What I need to be able to do:
Build multiple versions of the same application that can be submitted to the Appstore, each version would be submitted under a different companies apple account. I would assume that means multiple projects so that each project can use a company specific provisioning profile
Each version has some different images (Icon, startup image, maybe a few others)
Each version has some different strings (Company name, Product Name, maybe a few others)
With Android I just create a library project and I can override strings and images with a trivial amount of effort.
With iOS I haven't found an obvious answer.
I looked into adding a new target to my existing project but I don't think that will work:
- I can't figure out how to replace images beyond the icon and starting screen
- I can't figure out how to replace strings
- Would I be able to use different provisioning profiles for the different apps that compile with the same project? I know the target settings allow different provisioning profiles, but doesn't the project settings have its own set of provisioning profiles?
Can I package the current application into a library that other projects can use and replace images/strings? So each version would have its own xCode project but use the same code.
Maybe I need to work more with the idea of multiple targets...
I am using xCode 4.2, but I am prepared to move to a newer version if necessary
Create multiple targets that use different Info.plist files. The biggest difference will be different bundle identifiers. You can also define different preprocessor macros that will control the conditional compilation of various chunks of code.
Alternatively/additionally, you can put your build configuration settings (including the changing location of the Info.plist file) into *.xcconfig files and reference those in your project, info, configurations area. Then, you can build a different version of your app by simply by changing your scheme.
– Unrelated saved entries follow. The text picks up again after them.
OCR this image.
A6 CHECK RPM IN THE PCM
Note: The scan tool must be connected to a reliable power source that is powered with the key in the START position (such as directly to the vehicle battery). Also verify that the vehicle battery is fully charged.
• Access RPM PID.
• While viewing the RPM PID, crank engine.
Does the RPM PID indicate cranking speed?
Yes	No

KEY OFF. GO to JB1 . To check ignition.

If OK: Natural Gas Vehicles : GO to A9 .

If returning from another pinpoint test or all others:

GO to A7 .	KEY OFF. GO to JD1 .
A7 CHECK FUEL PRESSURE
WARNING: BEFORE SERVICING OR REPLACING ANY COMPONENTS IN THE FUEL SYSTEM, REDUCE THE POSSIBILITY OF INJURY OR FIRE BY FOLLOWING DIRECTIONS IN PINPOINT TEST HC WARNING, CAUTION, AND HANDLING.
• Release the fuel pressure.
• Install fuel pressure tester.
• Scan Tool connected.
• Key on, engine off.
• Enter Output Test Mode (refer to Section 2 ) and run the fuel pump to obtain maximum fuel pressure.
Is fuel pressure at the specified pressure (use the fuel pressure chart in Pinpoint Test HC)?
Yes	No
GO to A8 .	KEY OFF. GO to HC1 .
Putting build configration settings into files is a huge win for configuration control too.
Here's a link to setting up *.xcconfig files: http://itcoding.blogspot.com/2011/03/using-xcconfig-abandoning-build-panel.html. I've seen other articles like this as well -- but this one will get you started.
Good luck.
I did this differently at my last company, where we generated around 8 apps from one primary source repository.
We created one project that required one external class, call it Config. That class vended the unique info that makes each app unique.
Then to spin one app you create your App project, include the common "library", provide the Config.m file (Config.h is common), add the unique images etc.
This was very helpful for me. It is essentially the multi-target approach but you customize it for a company and you upload to their account.
https://developer.apple.com/videos/play/wwdc2019/304/ See from the 17 minute mark.
To summarize, you partner with the company you are developing for, from their Apple Connect account, they assign you as the developer and marketing role for the specific apps you are developing for them. You upload your builds to their account. They get ultimate decision of when they will release it and who will test it with TestFlight.